Synthesis of compound (±)-decursivine 1

  1. (i)

    Without catalyst: To a solution of compound 8 (30 mg, 0.05 mmol) in HFIP (5 mL) was added PIFA (28 mg, 0.06 mmol) in one portion under an argon atmosphere and the mixture was stirred at room temperature for 6 h. TFA (20 µL, 0.26 mmol) was then added and the reaction mixture was stirred at room temperature overnight. The reaction was quenched with saturated aqueous NaHCO3 and extracted with EtOAc (3 × 20 mL). The combined organic phases were dried over anhydrous Na2SO4 and the solvent was removed under reduced pressure. The crude product was purified using flash chromatography on a Biotage Snap Cartridge (KP-Sil 10 g) using a gradient solvent system (30% to 90% ethyl acetate in hexanes) to give product 1 (9 mg, 47% yield) as beige solid.

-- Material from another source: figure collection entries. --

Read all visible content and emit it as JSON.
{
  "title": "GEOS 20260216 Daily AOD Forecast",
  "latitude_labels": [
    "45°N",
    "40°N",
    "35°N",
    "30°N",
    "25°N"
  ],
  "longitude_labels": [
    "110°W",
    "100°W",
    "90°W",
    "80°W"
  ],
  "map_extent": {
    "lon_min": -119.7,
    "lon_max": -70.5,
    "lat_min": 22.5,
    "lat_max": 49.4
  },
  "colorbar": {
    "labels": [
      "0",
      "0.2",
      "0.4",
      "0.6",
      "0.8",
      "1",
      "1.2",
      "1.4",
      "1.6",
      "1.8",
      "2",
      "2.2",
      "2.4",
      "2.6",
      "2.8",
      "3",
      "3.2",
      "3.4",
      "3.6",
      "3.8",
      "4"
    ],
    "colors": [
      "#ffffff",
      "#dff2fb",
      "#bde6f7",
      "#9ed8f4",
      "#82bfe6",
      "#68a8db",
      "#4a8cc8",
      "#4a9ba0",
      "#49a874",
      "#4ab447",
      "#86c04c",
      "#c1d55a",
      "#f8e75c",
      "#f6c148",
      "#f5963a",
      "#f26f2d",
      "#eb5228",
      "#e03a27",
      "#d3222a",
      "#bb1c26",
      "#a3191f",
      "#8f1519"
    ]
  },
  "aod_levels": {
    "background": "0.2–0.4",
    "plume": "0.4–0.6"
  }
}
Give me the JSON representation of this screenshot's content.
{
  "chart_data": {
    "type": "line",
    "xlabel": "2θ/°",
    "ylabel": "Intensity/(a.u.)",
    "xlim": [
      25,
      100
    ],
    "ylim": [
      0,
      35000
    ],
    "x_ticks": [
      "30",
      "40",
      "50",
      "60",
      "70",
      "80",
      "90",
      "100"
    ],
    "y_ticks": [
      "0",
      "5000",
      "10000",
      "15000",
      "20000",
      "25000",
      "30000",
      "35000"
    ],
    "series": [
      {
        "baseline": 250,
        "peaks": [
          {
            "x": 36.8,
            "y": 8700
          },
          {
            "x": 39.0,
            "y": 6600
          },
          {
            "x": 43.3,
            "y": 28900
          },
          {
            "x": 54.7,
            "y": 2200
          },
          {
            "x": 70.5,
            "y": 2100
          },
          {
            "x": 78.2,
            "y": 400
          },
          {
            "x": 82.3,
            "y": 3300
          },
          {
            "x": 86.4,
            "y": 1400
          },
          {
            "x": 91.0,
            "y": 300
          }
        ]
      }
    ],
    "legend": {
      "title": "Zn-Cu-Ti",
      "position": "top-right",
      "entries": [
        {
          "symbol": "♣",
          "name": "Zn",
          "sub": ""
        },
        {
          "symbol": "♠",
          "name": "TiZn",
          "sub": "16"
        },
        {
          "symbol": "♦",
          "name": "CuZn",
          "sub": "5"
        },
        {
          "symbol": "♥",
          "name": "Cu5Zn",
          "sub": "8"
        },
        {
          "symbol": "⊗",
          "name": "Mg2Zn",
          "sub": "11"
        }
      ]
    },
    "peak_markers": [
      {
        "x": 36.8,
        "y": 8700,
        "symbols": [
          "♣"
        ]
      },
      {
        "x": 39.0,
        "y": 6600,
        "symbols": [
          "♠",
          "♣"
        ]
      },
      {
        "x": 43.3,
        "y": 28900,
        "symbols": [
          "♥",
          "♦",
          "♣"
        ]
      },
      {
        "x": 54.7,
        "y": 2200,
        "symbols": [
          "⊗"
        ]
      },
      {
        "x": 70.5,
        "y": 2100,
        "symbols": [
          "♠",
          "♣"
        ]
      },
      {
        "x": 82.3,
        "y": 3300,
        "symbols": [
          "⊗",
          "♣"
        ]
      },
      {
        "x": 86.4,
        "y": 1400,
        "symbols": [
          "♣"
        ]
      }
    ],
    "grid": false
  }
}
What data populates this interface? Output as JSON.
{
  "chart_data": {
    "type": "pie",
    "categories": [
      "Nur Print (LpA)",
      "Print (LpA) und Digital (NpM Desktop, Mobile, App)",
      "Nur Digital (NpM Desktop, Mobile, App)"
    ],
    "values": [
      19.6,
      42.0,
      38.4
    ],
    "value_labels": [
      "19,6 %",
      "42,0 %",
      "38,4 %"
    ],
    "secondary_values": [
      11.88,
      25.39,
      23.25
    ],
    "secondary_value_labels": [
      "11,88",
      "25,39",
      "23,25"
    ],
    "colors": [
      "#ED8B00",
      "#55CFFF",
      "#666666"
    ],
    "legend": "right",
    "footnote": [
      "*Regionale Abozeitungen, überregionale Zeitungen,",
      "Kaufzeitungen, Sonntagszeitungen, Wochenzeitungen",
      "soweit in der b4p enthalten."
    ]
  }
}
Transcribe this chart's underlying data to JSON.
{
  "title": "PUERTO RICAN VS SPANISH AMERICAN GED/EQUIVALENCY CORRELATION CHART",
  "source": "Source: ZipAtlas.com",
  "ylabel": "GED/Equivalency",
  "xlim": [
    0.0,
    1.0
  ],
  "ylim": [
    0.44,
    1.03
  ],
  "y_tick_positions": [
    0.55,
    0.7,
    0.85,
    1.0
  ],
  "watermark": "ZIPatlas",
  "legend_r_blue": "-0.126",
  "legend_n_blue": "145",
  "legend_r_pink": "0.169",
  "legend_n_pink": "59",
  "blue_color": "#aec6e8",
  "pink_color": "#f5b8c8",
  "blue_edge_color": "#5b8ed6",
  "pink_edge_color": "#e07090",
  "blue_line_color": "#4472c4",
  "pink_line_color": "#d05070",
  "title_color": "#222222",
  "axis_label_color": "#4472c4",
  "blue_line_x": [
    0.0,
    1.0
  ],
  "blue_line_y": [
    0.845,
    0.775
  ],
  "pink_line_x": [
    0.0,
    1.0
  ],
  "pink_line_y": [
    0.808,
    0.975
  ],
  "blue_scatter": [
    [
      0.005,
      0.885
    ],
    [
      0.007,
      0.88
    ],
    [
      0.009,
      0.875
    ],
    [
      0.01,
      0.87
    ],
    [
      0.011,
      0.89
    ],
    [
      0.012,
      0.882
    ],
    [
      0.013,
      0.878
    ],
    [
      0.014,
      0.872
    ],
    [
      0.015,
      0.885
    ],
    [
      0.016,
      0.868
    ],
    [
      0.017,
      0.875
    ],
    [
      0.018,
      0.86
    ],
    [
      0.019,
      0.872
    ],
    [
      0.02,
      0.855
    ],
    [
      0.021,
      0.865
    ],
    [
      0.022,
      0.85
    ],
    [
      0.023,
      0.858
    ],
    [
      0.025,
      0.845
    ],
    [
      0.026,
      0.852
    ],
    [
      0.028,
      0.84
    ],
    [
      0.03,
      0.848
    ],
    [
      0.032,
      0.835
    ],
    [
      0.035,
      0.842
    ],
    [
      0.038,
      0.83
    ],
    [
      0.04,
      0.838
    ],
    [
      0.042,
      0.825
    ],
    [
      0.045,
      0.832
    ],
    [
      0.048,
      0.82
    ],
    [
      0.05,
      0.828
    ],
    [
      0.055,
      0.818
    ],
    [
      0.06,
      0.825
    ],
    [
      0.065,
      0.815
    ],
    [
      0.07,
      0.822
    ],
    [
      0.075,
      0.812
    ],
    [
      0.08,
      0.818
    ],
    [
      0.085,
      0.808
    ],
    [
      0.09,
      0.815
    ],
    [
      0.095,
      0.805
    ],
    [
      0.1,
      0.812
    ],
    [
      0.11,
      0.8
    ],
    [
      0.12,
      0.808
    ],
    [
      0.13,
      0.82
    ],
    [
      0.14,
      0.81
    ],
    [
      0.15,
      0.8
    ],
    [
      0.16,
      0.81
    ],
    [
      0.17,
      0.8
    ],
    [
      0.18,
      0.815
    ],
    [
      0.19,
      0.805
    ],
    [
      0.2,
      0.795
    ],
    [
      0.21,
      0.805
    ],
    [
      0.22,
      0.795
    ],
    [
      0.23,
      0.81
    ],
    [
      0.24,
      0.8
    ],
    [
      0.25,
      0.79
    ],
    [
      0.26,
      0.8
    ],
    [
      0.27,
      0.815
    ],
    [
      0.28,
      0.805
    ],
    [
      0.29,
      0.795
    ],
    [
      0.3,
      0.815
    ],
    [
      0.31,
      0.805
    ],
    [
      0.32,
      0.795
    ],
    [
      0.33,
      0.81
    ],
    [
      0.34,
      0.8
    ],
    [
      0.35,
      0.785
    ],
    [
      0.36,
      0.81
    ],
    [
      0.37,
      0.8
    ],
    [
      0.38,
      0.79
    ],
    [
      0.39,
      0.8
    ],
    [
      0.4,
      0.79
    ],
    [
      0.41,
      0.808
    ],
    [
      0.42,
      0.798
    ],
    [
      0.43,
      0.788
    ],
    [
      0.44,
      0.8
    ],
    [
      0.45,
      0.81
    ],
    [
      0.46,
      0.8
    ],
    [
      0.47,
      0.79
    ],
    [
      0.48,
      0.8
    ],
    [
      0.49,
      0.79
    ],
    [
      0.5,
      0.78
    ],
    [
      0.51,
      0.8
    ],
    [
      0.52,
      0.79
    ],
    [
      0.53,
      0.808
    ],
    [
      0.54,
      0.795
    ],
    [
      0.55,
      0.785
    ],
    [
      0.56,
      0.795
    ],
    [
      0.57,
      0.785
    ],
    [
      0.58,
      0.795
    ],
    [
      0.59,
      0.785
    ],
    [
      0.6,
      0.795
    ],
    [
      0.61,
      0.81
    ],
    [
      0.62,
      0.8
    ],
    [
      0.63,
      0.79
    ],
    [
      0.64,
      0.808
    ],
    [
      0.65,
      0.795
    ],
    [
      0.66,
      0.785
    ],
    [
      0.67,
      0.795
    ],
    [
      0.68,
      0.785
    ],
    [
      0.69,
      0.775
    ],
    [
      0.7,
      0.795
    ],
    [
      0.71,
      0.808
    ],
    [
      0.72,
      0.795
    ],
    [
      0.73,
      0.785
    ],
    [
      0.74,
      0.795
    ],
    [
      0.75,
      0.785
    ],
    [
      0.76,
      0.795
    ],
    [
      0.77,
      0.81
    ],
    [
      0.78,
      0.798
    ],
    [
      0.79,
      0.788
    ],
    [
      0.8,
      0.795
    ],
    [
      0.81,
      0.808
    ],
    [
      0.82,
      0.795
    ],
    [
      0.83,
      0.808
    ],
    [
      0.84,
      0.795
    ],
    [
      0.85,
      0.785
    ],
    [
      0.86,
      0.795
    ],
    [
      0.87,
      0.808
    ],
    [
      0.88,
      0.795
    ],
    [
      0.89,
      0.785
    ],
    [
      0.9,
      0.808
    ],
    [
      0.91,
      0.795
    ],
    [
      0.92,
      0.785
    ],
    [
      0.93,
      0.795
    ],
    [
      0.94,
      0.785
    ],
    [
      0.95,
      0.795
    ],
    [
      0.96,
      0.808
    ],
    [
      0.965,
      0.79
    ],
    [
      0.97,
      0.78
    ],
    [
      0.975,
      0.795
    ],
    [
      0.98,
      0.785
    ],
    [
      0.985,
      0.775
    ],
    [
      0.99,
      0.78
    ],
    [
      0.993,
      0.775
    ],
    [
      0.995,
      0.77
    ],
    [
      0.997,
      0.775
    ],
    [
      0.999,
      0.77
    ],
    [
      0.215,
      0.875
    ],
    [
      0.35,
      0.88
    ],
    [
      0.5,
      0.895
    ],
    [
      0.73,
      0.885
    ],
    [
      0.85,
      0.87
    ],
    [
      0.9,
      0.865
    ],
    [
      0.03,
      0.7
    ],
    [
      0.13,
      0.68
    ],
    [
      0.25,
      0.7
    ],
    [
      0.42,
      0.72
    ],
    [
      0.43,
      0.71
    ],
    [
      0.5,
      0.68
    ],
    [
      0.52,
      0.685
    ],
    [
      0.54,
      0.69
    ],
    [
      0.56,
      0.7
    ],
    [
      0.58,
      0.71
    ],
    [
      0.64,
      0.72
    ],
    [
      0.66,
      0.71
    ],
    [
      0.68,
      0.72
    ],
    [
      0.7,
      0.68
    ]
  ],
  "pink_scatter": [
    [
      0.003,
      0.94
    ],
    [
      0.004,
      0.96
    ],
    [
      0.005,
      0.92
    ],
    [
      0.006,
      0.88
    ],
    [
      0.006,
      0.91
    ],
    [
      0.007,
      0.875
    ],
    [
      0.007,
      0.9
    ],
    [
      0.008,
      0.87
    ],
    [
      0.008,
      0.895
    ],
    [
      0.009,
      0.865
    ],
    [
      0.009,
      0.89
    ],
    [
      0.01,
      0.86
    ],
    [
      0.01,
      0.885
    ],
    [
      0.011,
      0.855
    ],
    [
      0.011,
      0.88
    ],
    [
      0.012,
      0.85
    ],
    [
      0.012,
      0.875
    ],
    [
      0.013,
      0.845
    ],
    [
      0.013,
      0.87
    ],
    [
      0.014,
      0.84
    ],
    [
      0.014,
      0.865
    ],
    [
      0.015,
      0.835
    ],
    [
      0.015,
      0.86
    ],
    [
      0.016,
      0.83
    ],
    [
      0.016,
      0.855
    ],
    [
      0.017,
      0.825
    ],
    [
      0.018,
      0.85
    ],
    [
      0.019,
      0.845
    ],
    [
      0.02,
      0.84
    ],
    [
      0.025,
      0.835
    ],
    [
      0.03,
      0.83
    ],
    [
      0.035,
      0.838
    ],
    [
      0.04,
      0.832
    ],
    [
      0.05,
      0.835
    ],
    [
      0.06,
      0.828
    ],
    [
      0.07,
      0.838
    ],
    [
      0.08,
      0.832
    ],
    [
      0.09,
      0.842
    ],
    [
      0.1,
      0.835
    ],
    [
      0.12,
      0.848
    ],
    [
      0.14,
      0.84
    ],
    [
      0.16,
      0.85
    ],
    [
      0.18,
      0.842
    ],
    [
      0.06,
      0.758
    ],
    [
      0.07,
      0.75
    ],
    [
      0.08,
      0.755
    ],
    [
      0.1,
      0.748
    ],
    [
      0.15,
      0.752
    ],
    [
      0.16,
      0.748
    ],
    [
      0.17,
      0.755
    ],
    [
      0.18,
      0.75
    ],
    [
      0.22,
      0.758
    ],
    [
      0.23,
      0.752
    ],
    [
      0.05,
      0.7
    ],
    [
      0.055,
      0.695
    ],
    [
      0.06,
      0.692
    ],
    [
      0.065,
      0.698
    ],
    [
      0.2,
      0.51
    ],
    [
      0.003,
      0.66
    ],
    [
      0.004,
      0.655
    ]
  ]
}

Mp ˃250 °C, literature4 Mp 260 °C (dec.). Rf = 0.15 (50% ethyl acetate in hexanes). 1H NMR (400 MHz, Pyridine-d5) 1,5,6,8 δ 12.08 (s, 1H), 8.87 (dd, J = 10.3, 4.8 Hz, 1H), 7.49 (d, J = 8.6 Hz, 1H), 7.39 (s, 1H), 7.30 (d, J = 8.5 Hz, 2H), 7.08 (t, J = 8.9 Hz, 2H), 6.94 (d, J = 7.9 Hz, 1H), 5.98 (s, 2H), 4.24–4.10 (m, 1H), 3.59 (dd, J = 15.8, 3.9 Hz, 1H), 3.22–3.16 (m, 2H). ESI–MS: m/z 349 [M + H]+. HRMS (MALDI-TOF) calcd for C20H16N2O4Na [M + Na]+ 371.1002, found 371.1006.

  2. (ii)

    With catalyst: To a solution of compound 8 (30 mg, 0.05 mmol) in HFIP (5 mL) was added (±)-BINOL phosphoric acid (1 mg, 0.0025 mmol) and PIFA (28 mg, 0.06 mmol) in one portion under an argon atmosphere and the reaction mixture was stirred at room temperature for 3 h. TFA (20 µL, 0.26 mmol) was then added and the reaction mixture was stirred at room temperature overnight. The reaction was quenched with saturated aqueous NaHCO3 and extracted with EtOAc (3 × 20 mL). The combined organic phases was dried over anhydrous Na2SO4 and the solvent was removed under reduced pressure. Crude product was purified using flash chromatography on a Biotage Snap Cartridge (KP-Sil 10 g) using a gradient solvent system (30% to 90% ethyl acetate in hexanes) to give product 1 (14 mg, 74% yield). 1H NMR and mass data are same as mentioned above and matches with the literature data1,5,6,8.